THE family of a County Donegal teenager murdered by loyalists has launched a legal action against the British security force members who helped the killers.
Henry Cunningham, 16, from Carndonagh, was killed in August 1973 when UVF gunmen ambushed the van he was travelling home from work in.
Henry's brothers were also in the van but were not seriously hurt.
In 2008, an Historical Enquiries Team (HET) report said that one of the guns used was stolen from a UDR base.
A spokesperson for the Ministry of Defence said: "The MOD will continue to cooperate fully with all judicial processes."
Speaking to BBC Radio Foyle, Herbert Cunningham described the moment when they were attacked.
"I saw the three boys on the flyover. I can still see them yet. They were sitting up on the railing of the flyover firing at me.
"I didn't know what it was. They burst tyres and I was shouting to the boys in the van, I thought they were all dead."
Herbert said that by the time he realised his brother had been shot, it was too late to seek help.
"Henry says to me "I'm hit" and he just slumped over. That's all he said. I went on almost three miles with busted wheels until I couldn't go no further.
"We were afraid they were coming after us. We didn't know what was happening."
Robert Cunningham said their case against the MoD is about justice.
"This is not about money, this is justice we're looking for and we know we didn't get it at the time."
The HET report found evidence of collusion between loyalists and the security forces in the raid on the base.
Both murder weapons were recovered by the RUC in separate incidents in 1974, but despite being linked to a number of unsolved serious crimes, they were later destroyed.
The report also said that declassified documents noted that "there were high level concerns regarding RUC elements 'too close to the UVF' and 'too ready to hand over information', and worries that loyalist extremists had heavily infiltrated the UDR."

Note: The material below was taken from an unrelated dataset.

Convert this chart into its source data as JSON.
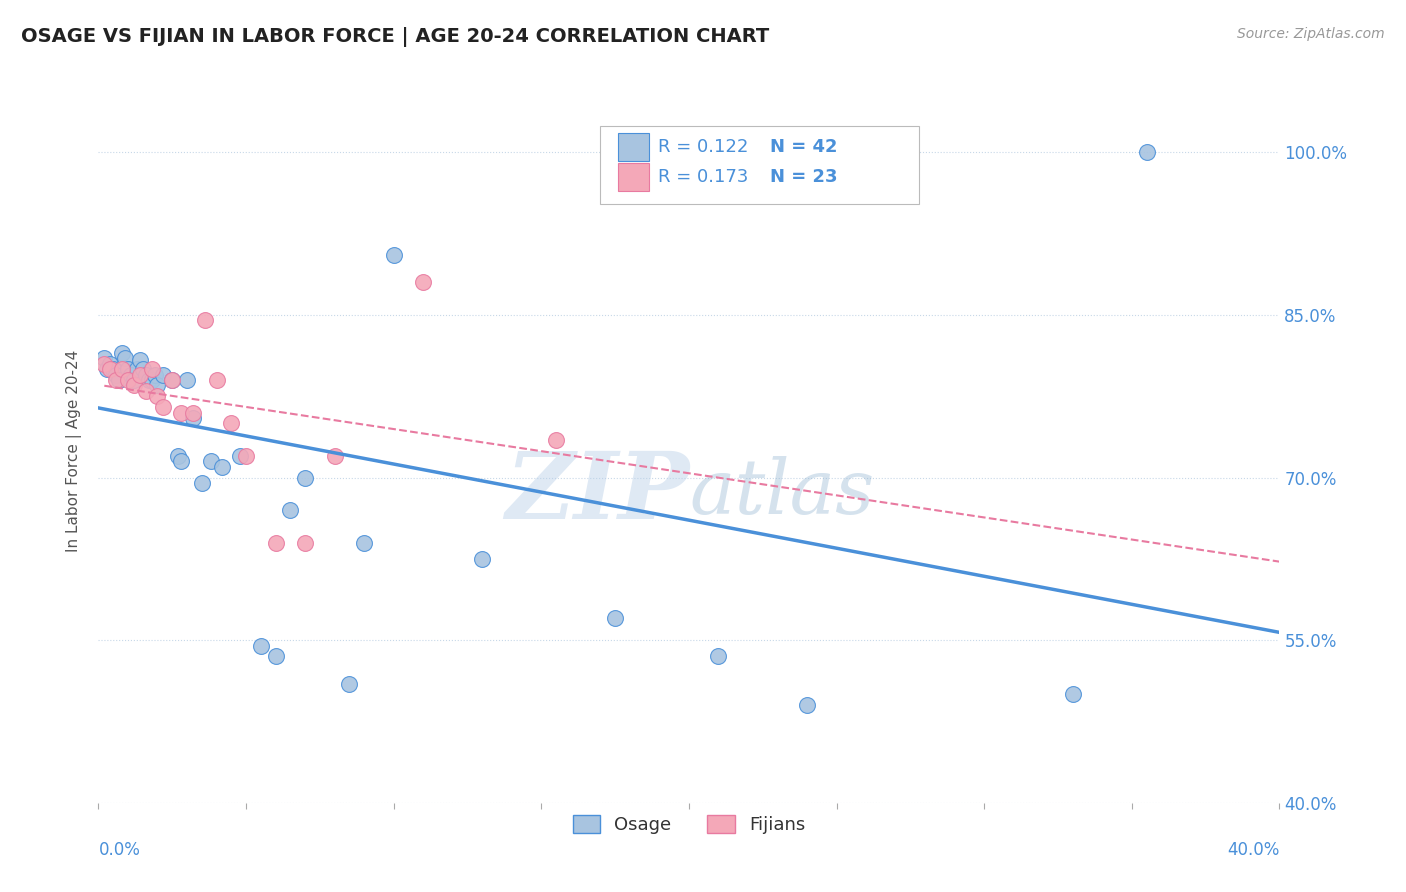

It concluded that Henry Cunningham, other members of his family and work colleagues, were "specifically targeted as a group by the UVF in a pre-planned attack on 9 August 1973"..

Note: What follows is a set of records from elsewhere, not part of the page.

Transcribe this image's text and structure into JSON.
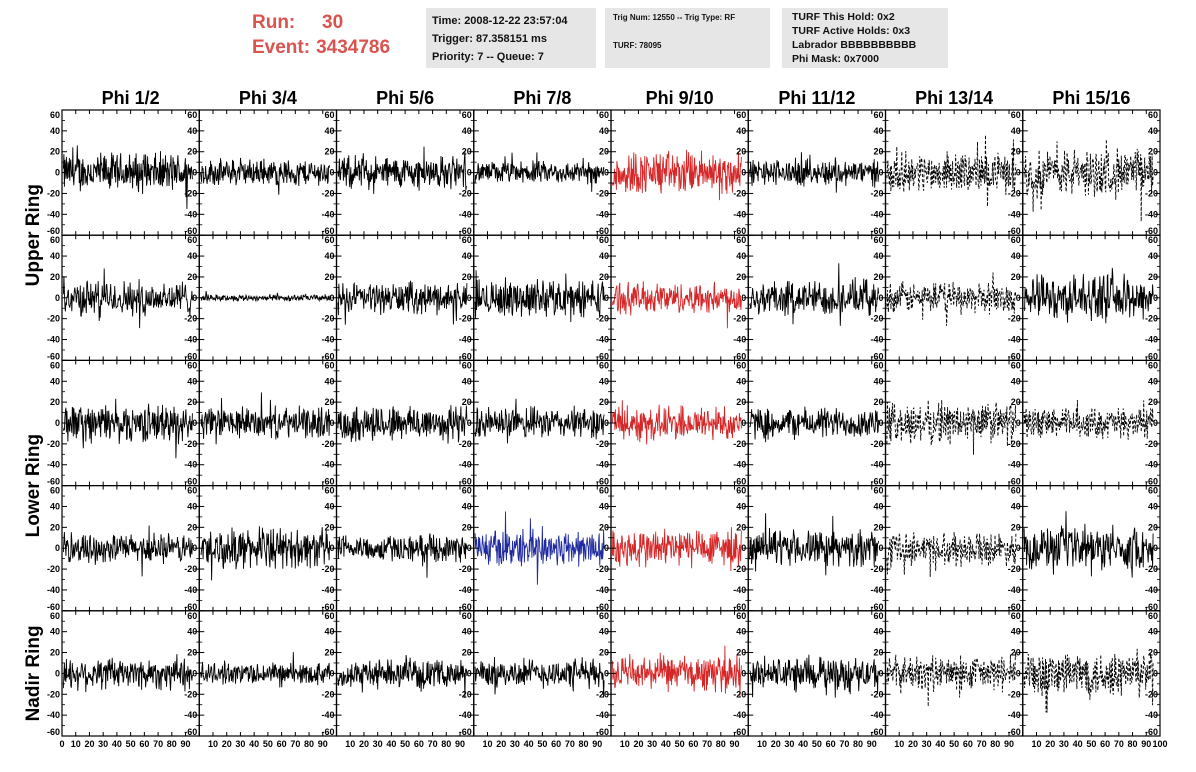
{
  "header": {
    "run_label": "Run:",
    "run_value": "30",
    "event_label": "Event:",
    "event_value": "3434786"
  },
  "info_box_1": {
    "time": "Time: 2008-12-22 23:57:04",
    "trigger": "Trigger: 87.358151 ms",
    "priority": "Priority: 7 -- Queue: 7"
  },
  "info_box_2": {
    "trig": "Trig Num: 12550 -- Trig Type: RF",
    "turf": "TURF: 78095"
  },
  "info_box_3": {
    "hold": "TURF This Hold: 0x2",
    "active": "TURF Active Holds: 0x3",
    "labrador": "Labrador BBBBBBBBBB",
    "phimask": "Phi Mask: 0x7000"
  },
  "chart_data": {
    "type": "line",
    "columns": [
      "Phi 1/2",
      "Phi 3/4",
      "Phi 5/6",
      "Phi 7/8",
      "Phi 9/10",
      "Phi 11/12",
      "Phi 13/14",
      "Phi 15/16"
    ],
    "rings": [
      "Upper Ring",
      "Lower Ring",
      "Nadir Ring"
    ],
    "row_ring_index": [
      0,
      0,
      1,
      1,
      2
    ],
    "xlim": [
      0,
      100
    ],
    "ylim": [
      -60,
      60
    ],
    "x_ticks": [
      0,
      10,
      20,
      30,
      40,
      50,
      60,
      70,
      80,
      90,
      100
    ],
    "x_tick_labels": [
      "0",
      "10",
      "20",
      "30",
      "40",
      "50",
      "60",
      "70",
      "80",
      "90",
      "100"
    ],
    "y_ticks": [
      -60,
      -40,
      -20,
      0,
      20,
      40,
      60
    ],
    "y_tick_labels": [
      "-60",
      "-40",
      "-20",
      "0",
      "20",
      "40",
      "60"
    ],
    "colors": {
      "normal": "#000000",
      "red": "#d62728",
      "blue": "#1f2a9e"
    },
    "panels": [
      [
        {
          "color": "normal",
          "amp": 18,
          "style": "solid"
        },
        {
          "color": "normal",
          "amp": 12,
          "style": "solid"
        },
        {
          "color": "normal",
          "amp": 15,
          "style": "solid"
        },
        {
          "color": "normal",
          "amp": 10,
          "style": "solid"
        },
        {
          "color": "red",
          "amp": 20,
          "style": "solid"
        },
        {
          "color": "normal",
          "amp": 12,
          "style": "solid"
        },
        {
          "color": "normal",
          "amp": 18,
          "style": "dashed"
        },
        {
          "color": "normal",
          "amp": 22,
          "style": "dashed"
        }
      ],
      [
        {
          "color": "normal",
          "amp": 16,
          "style": "solid"
        },
        {
          "color": "normal",
          "amp": 3,
          "style": "solid"
        },
        {
          "color": "normal",
          "amp": 14,
          "style": "solid"
        },
        {
          "color": "normal",
          "amp": 17,
          "style": "solid"
        },
        {
          "color": "red",
          "amp": 14,
          "style": "solid"
        },
        {
          "color": "normal",
          "amp": 16,
          "style": "solid"
        },
        {
          "color": "normal",
          "amp": 14,
          "style": "dashed"
        },
        {
          "color": "normal",
          "amp": 20,
          "style": "solid"
        }
      ],
      [
        {
          "color": "normal",
          "amp": 17,
          "style": "solid"
        },
        {
          "color": "normal",
          "amp": 14,
          "style": "solid"
        },
        {
          "color": "normal",
          "amp": 17,
          "style": "solid"
        },
        {
          "color": "normal",
          "amp": 14,
          "style": "solid"
        },
        {
          "color": "red",
          "amp": 16,
          "style": "solid"
        },
        {
          "color": "normal",
          "amp": 14,
          "style": "solid"
        },
        {
          "color": "normal",
          "amp": 19,
          "style": "dashed"
        },
        {
          "color": "normal",
          "amp": 14,
          "style": "dashed"
        }
      ],
      [
        {
          "color": "normal",
          "amp": 13,
          "style": "solid"
        },
        {
          "color": "normal",
          "amp": 18,
          "style": "solid"
        },
        {
          "color": "normal",
          "amp": 12,
          "style": "solid"
        },
        {
          "color": "blue",
          "amp": 17,
          "style": "solid"
        },
        {
          "color": "red",
          "amp": 18,
          "style": "solid"
        },
        {
          "color": "normal",
          "amp": 16,
          "style": "solid"
        },
        {
          "color": "normal",
          "amp": 15,
          "style": "dashed"
        },
        {
          "color": "normal",
          "amp": 19,
          "style": "solid"
        }
      ],
      [
        {
          "color": "normal",
          "amp": 15,
          "style": "solid"
        },
        {
          "color": "normal",
          "amp": 10,
          "style": "solid"
        },
        {
          "color": "normal",
          "amp": 12,
          "style": "solid"
        },
        {
          "color": "normal",
          "amp": 13,
          "style": "solid"
        },
        {
          "color": "red",
          "amp": 16,
          "style": "solid"
        },
        {
          "color": "normal",
          "amp": 15,
          "style": "solid"
        },
        {
          "color": "normal",
          "amp": 16,
          "style": "dashed"
        },
        {
          "color": "normal",
          "amp": 22,
          "style": "dashed"
        }
      ]
    ]
  }
}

It said they were all incorrectly identified as Catholics working in the construction industry.
The teenager was a front-seat passenger in a Bedford van driving from Belfast to Co Donegal when gunmen on a motorway bridge opened fire, killing Henry. His older brother, Herbert, who was injured in the attack, was driving and his brother Robert was sitting behind with three other work colleagues.
The UVF killers are thought to have suspected the six men in the van, who had been working on a building site in Glengormley on the outskirts of Belfast, were all Catholic, but the Cunningham family are Presbyterian.

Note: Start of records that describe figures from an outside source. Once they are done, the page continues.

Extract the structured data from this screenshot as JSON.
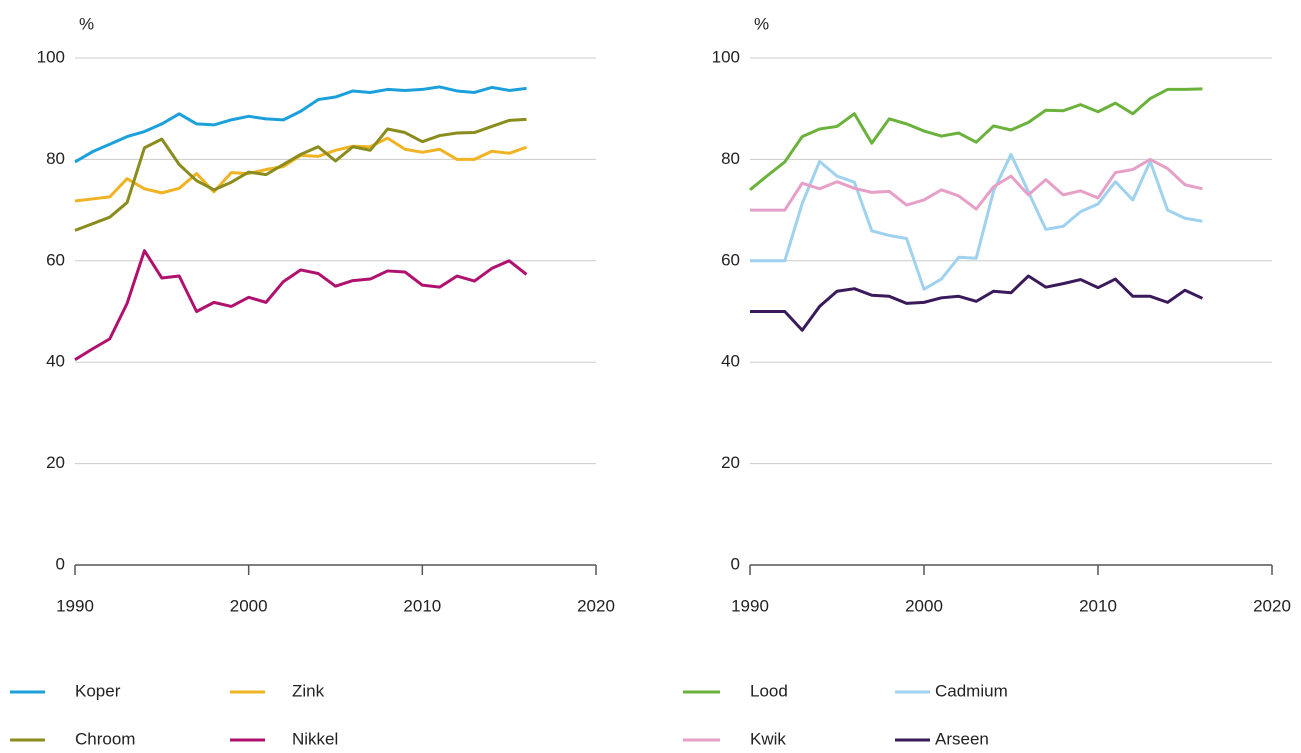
{
  "chart_data": [
    {
      "type": "line",
      "y_label": "%",
      "x": [
        1990,
        1991,
        1992,
        1993,
        1994,
        1995,
        1996,
        1997,
        1998,
        1999,
        2000,
        2001,
        2002,
        2003,
        2004,
        2005,
        2006,
        2007,
        2008,
        2009,
        2010,
        2011,
        2012,
        2013,
        2014,
        2015,
        2016
      ],
      "series": [
        {
          "name": "Koper",
          "color": "#1ba0dc",
          "values": [
            79.5,
            81.5,
            83,
            84.5,
            85.5,
            87,
            89,
            87,
            86.8,
            87.8,
            88.5,
            88,
            87.8,
            89.5,
            91.8,
            92.3,
            93.5,
            93.2,
            93.8,
            93.6,
            93.8,
            94.3,
            93.5,
            93.2,
            94.2,
            93.6,
            94
          ]
        },
        {
          "name": "Zink",
          "color": "#f0b323",
          "values": [
            71.8,
            72.2,
            72.6,
            76.2,
            74.2,
            73.4,
            74.3,
            77.2,
            73.6,
            77.4,
            77.2,
            78,
            78.6,
            80.8,
            80.6,
            81.8,
            82.6,
            82.5,
            84.2,
            82,
            81.4,
            82,
            80,
            80,
            81.6,
            81.2,
            82.4
          ]
        },
        {
          "name": "Chroom",
          "color": "#8a8c1e",
          "values": [
            66,
            67.3,
            68.6,
            71.5,
            82.3,
            84,
            79,
            75.8,
            74,
            75.5,
            77.5,
            77,
            79,
            81,
            82.5,
            79.7,
            82.5,
            81.8,
            86,
            85.3,
            83.5,
            84.7,
            85.2,
            85.3,
            86.5,
            87.7,
            87.9
          ]
        },
        {
          "name": "Nikkel",
          "color": "#b0116e",
          "values": [
            40.5,
            42.6,
            44.6,
            51.6,
            62,
            56.6,
            57,
            50,
            51.8,
            51,
            52.8,
            51.8,
            55.9,
            58.2,
            57.5,
            55,
            56.1,
            56.4,
            58,
            57.8,
            55.2,
            54.8,
            57,
            56,
            58.5,
            60,
            57.3
          ]
        }
      ],
      "xlim": [
        1990,
        2020
      ],
      "ylim": [
        0,
        100
      ],
      "xticks": [
        1990,
        2000,
        2010,
        2020
      ],
      "yticks": [
        0,
        20,
        40,
        60,
        80,
        100
      ],
      "grid": true
    },
    {
      "type": "line",
      "y_label": "%",
      "x": [
        1990,
        1991,
        1992,
        1993,
        1994,
        1995,
        1996,
        1997,
        1998,
        1999,
        2000,
        2001,
        2002,
        2003,
        2004,
        2005,
        2006,
        2007,
        2008,
        2009,
        2010,
        2011,
        2012,
        2013,
        2014,
        2015,
        2016
      ],
      "series": [
        {
          "name": "Lood",
          "color": "#6ab23c",
          "values": [
            74,
            76.8,
            79.5,
            84.5,
            86,
            86.5,
            89,
            83.2,
            88,
            87,
            85.6,
            84.6,
            85.2,
            83.4,
            86.6,
            85.8,
            87.3,
            89.7,
            89.6,
            90.8,
            89.4,
            91.1,
            89,
            92,
            93.8,
            93.8,
            93.9
          ]
        },
        {
          "name": "Cadmium",
          "color": "#9fd2ef",
          "values": [
            60,
            60,
            60,
            71.3,
            79.6,
            76.7,
            75.5,
            65.9,
            65,
            64.4,
            54.4,
            56.4,
            60.7,
            60.5,
            73.8,
            81,
            73.6,
            66.2,
            66.8,
            69.7,
            71.2,
            75.6,
            72,
            79.6,
            70,
            68.4,
            67.8
          ]
        },
        {
          "name": "Kwik",
          "color": "#e6a0c8",
          "values": [
            70,
            70,
            70,
            75.3,
            74.2,
            75.6,
            74.3,
            73.5,
            73.7,
            71,
            72,
            74,
            72.8,
            70.2,
            74.6,
            76.7,
            73,
            76,
            73,
            73.8,
            72.4,
            77.4,
            78,
            80,
            78.2,
            75,
            74.2
          ]
        },
        {
          "name": "Arseen",
          "color": "#3a1a5a",
          "values": [
            50,
            50,
            50,
            46.3,
            51,
            54,
            54.5,
            53.2,
            53,
            51.6,
            51.8,
            52.7,
            53,
            52,
            54,
            53.7,
            57,
            54.8,
            55.5,
            56.3,
            54.7,
            56.4,
            53,
            53,
            51.8,
            54.2,
            52.6
          ]
        }
      ],
      "xlim": [
        1990,
        2020
      ],
      "ylim": [
        0,
        100
      ],
      "xticks": [
        1990,
        2000,
        2010,
        2020
      ],
      "yticks": [
        0,
        20,
        40,
        60,
        80,
        100
      ],
      "grid": true
    }
  ]
}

The family has strongly criticised Dublin’s response to the murder.
“It is with a mixture of anger and sadness that we note from the HET review that there is no evidence whatsoever that our own government in Dublin made any representations to the northern authorities in relation to the murder of Henry,” they said.
“Neither the gardai nor the Departments of the Taoiseach, Justice or Foreign Affairs have been able to produce a single document pertaining to the murder of an Irish citizen.